Earlier this week, French media reported on a hundred-year-old story about the descendants of hundreds of thousands of 19th century investors into Czarist government-backed bonds, who are now demanding that Moscow compensate them with tens of billions of euros.
Asked to clarify Paris's official position on the issue, the French Economy Ministry emphasized that all Russian-French country-to-country debts are considered paid.
"Interstate disputes between the French Republic and the Russian Federation on the issue of 'Russian bonds' were eliminated with the May 27, 1997 signing of an agreement between the two countries, under which France and Russia mutually renounced all financial debts that arose between them before May 9, 1945, and under which both parties refrained from supporting the claims of citizens relating to these debts," the ministry said, in a statement obtained by the RIA Novosti news agency.
Under the 1997 agreement, Moscow volunteered to pay out the equivalent of about 330 million euros in a goodwill gesture.
As far as bondholders were concerned, the Economy Ministry said that by its accounting, a total of 315,219 holders of Czarist bonds with a total of about ten million securities in their possession had received compensation.
The ministry stressed that as far as Paris is concerned, "country-to-country disputes have been eliminated," and France has no claims on the Russian side on the issue.
At the same time, the ministry noted that the 1997 agreement does not deprive individual French citizens, "even those who have received compensation, of the right to file claims," even if "the state has no obligations to these people, in connection with the agreement concluded [in 1997]."
The news will surely come as relief to Russians, who voiced their frustration this week over the idea that yet another country seemed to be making claims on long-forgotten debts.
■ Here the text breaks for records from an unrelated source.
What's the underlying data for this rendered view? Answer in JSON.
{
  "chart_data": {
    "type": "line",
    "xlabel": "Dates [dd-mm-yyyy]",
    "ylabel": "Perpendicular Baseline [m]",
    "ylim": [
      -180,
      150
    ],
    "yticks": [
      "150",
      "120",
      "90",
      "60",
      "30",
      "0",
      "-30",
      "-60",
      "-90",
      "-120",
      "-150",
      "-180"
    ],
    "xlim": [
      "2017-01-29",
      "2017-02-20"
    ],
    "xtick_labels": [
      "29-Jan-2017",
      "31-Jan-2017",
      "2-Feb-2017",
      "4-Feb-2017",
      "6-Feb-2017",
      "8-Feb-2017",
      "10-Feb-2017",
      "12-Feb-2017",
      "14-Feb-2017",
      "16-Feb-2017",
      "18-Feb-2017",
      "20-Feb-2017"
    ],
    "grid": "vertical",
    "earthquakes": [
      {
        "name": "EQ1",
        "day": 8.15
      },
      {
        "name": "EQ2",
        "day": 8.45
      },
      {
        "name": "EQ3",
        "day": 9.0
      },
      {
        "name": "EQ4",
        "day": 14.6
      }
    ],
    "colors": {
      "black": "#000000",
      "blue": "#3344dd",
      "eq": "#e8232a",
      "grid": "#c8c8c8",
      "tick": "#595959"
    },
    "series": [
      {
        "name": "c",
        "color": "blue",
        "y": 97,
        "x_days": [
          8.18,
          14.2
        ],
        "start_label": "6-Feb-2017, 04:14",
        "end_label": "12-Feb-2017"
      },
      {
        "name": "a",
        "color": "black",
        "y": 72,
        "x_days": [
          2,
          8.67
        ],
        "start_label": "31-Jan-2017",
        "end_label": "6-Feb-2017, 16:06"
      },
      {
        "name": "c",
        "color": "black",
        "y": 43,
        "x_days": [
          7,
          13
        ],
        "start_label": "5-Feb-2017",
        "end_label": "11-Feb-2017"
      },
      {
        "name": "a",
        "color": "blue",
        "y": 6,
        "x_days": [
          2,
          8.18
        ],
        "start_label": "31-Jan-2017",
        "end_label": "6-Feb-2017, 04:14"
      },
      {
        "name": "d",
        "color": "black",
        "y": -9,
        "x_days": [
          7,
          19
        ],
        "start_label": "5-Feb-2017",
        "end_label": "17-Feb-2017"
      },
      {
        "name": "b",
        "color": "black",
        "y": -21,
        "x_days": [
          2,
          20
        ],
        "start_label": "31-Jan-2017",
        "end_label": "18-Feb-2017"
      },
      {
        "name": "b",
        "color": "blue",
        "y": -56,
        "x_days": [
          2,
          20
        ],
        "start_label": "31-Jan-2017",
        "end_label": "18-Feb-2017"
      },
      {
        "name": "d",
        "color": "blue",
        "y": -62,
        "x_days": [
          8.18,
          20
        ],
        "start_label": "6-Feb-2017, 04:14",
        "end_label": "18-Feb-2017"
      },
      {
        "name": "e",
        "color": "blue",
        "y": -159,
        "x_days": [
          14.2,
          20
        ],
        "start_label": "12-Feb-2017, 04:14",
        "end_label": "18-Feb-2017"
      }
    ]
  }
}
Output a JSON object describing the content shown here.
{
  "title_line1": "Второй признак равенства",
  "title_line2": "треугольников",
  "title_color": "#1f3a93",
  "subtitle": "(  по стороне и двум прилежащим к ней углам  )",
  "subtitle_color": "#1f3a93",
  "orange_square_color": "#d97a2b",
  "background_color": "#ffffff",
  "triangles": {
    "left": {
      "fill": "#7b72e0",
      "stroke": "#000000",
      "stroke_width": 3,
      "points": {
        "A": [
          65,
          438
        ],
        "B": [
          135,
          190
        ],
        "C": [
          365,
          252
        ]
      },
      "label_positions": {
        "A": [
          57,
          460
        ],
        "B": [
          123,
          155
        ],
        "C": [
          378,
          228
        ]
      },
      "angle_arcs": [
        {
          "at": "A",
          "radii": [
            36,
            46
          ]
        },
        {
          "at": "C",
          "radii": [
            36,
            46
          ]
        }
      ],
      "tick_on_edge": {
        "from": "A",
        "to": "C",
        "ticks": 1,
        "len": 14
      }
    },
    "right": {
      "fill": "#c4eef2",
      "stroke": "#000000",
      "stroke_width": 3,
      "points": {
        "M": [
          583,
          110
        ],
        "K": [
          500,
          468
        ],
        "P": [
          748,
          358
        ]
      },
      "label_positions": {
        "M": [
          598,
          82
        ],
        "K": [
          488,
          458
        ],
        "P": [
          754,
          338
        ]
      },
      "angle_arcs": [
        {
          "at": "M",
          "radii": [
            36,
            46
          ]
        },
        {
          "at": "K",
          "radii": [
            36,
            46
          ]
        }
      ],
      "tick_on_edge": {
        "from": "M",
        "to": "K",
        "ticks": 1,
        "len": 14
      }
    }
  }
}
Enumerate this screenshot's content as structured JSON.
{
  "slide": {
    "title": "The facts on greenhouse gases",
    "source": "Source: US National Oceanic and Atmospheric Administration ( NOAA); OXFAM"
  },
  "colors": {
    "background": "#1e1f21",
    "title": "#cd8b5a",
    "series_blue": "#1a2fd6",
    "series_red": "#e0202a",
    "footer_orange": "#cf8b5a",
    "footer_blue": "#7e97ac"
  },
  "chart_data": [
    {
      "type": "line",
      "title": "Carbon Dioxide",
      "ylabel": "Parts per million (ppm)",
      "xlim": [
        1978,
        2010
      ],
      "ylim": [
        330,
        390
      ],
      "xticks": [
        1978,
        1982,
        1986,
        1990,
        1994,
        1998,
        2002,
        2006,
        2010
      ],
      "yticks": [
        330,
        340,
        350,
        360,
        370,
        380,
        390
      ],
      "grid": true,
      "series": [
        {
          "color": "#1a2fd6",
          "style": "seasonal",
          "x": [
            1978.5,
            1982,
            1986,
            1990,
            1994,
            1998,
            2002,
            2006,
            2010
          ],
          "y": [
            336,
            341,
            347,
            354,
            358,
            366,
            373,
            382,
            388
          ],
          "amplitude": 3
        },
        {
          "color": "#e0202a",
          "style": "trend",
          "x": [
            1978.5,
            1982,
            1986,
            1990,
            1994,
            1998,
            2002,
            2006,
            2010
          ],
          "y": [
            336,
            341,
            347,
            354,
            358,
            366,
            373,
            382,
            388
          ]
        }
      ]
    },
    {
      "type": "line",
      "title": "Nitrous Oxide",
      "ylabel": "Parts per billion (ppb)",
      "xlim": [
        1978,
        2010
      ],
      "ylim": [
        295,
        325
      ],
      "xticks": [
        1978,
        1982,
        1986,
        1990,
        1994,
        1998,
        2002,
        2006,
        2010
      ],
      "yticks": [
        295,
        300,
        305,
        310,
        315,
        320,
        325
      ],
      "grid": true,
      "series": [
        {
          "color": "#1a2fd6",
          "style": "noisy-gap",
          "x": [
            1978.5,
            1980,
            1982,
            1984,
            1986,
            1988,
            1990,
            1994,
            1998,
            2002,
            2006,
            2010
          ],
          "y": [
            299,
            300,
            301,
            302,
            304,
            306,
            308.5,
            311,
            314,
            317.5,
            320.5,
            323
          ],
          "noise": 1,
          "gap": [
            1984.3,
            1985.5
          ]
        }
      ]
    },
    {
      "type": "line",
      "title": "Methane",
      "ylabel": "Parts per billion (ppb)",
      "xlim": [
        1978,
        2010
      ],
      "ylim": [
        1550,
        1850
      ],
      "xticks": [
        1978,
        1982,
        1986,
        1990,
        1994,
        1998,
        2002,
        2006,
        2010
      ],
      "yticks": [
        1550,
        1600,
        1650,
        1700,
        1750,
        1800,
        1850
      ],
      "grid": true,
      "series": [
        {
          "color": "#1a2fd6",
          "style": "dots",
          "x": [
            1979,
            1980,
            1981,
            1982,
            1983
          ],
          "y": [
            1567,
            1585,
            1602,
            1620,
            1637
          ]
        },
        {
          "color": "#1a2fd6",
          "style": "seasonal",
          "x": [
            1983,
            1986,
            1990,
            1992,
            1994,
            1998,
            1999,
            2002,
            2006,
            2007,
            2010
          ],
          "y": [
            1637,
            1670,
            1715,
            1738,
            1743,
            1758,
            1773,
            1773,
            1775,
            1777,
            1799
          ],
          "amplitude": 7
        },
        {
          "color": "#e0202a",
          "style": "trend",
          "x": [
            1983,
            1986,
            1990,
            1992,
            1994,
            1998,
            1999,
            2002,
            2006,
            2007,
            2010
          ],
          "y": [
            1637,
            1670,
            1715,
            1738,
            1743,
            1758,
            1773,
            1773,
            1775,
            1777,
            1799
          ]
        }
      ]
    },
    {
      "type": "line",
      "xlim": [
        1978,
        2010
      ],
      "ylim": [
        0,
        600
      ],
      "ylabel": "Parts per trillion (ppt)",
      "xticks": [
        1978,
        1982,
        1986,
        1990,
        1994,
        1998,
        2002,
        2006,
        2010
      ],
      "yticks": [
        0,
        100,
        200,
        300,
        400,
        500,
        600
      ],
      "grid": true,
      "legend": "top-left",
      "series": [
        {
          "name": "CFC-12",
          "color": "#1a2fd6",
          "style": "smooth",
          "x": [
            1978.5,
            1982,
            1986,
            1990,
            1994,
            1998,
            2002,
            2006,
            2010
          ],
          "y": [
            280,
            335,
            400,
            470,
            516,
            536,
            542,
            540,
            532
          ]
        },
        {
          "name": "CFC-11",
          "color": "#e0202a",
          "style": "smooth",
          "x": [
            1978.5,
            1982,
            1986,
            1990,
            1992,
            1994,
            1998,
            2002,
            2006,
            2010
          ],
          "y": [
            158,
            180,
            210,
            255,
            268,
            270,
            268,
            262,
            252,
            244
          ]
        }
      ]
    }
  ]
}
Last year, Moscow officially paid off the balance of Soviet debt, even though after the collapse of the USSR it was first assumed that all former Soviet republics would share the debt burden. As of the mid-1990s, the ex-USSR's debt amounted to nearly $105 billion, with $47 billion of that owed to the Paris Club of creditors.
In recent years, Russia has also forgiven tens of billions worth of debt to ex-Communist Bloc countries, writing off $11 billion owed by Afghanistan, $30 billion by Cuba, $21.5 billion by Iraq, $11.1 billion by Mongolia, $10 billion by North Korea, as well as about $20 billion owed by a group of African countries.